The National Day of Silence is a day of action in which students across the country vow to take a form of silence to call attention to the silencing effect of homophobic, biphobic and transphobic bullying, name-calling and harassment in schools.
The goal of the Day of Silence is to make schools safer for all students, regardless of sexual orientation and gender identity/expression.
Students across the country participate in the Day of Silence to bring attention to this problem, let students who experience such bullying know that they are not alone and ask schools to take action to address the problem.
There is no single way to participate, and students are encouraged to take part in the way that is the most positive and uplifting for their school.
From 2020 onwards InsideOUT will be putting more focus into our Schools Pride Week Campaign, which focuses on celebrating rainbow identities. Schools are still encouraged to participate in Day of Silence if it works for them, and if they would like can then break the silence the following week by running Pride Week.
Why Be Silent
Silence can be used as a powerful tool of protest. The reason why we hold this campaign is to create visibility around the issues of homophobic, biphobic and transphobic bullying in New Zealand schools. Students who participate choose to remain in silence to stand in solidarity with the wider rainbow community in protest against bullying. Specifically bullying targeted toward the rainbow community such as homophobia, biphobia and transphobia which is often strutted off and silenced.
The Youth’12 study on Same or Both-Sex Attracted Young People conducted by the University of Auckland shows us that;
– Same or both-sex attracted young people in New Zealand are 3x more likely to be bullied weekly than their heterosexual peers.
– 57.9% of students were worried someone would hurt/bother them at school and 43.3% had been hit or physically harmed on purpose at school in the last year.
– Of those students who had been bullied over 8x as many had been bullied because they were gay or because people thought that they were gay compared to their opposite-sex-attracted peers.
– There has been no improvement in over 10 years in regards to the amount of bullying sexual minorities face in New Zealand schools.
These statistics show us that homophobic, biphobic and transphobic bullying is a major issue in New Zealand schools and it’s time something was done about it.
The Youth’12 report also highlights the concerning levels of depression, anxiety, alcohol and drug abuse, self harm and suicide experienced by young people of sexual minorities. The Youth’12 report on transgender students shows that nearly 20% had attempted suicide in the previous year and nearly 50% had been physically abused.
By taking part in the Day of Silence, students can bring the topic of bullying into the light and then work with school staff and students on follow up actions to break the silence. These could include starting up a queer straight alliance, improving the quality of education on sexual orientation and gender in health classes or specifying homophobic, biphobic and transphobic bullying in your school’s anti-bullying policies and strategies.
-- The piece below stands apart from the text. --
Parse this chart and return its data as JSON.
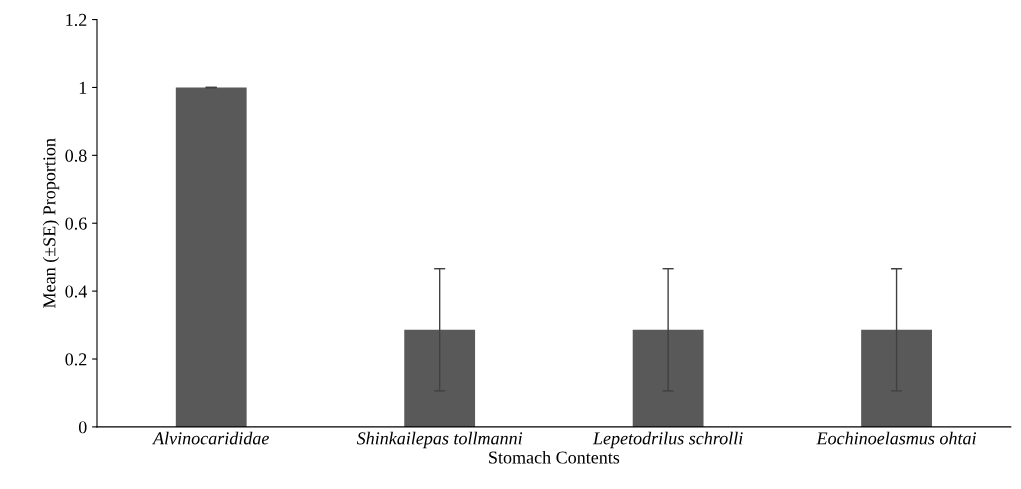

Founded in 1996, the Day of Silence has become the largest single student-led action towards creating safer schools for all, regardless of sexual orientation, gender identity or gender expression. From the first-ever Day of Silence at the University of Virginia in 1996, to the organising efforts in over 8,000 schools in 2013. In 2007 the Day of Silence took place for the first time in New Zealand at Nayland College in Nelson. The day has been held at the school every year since and has grown to run in the other schools in the Nelson region and other places across the country. This is the 7th year of InsideOUT running this campaign in New Zealand.
Who We Are
Day of Silence New Zealand is run by the InsideOUT team of staff and volunteers. InsideOUT is a national charity with the vision for all rainbow young people to have a sense of safety and belonging in their schools and communities.
Organising for Day of Silence
Organising a Day of Silence (DOS) activity or event can be a positive tool for change-both personally and community-wide. By taking a vow of silence, you’re making a powerful statement about the important issue of homophobic, biphobic and transphobic bullying, and when you organise others to join and stand together, that message becomes stronger.
Over 100 schools have taken part in Day of Silence in Aotearoa since 2014!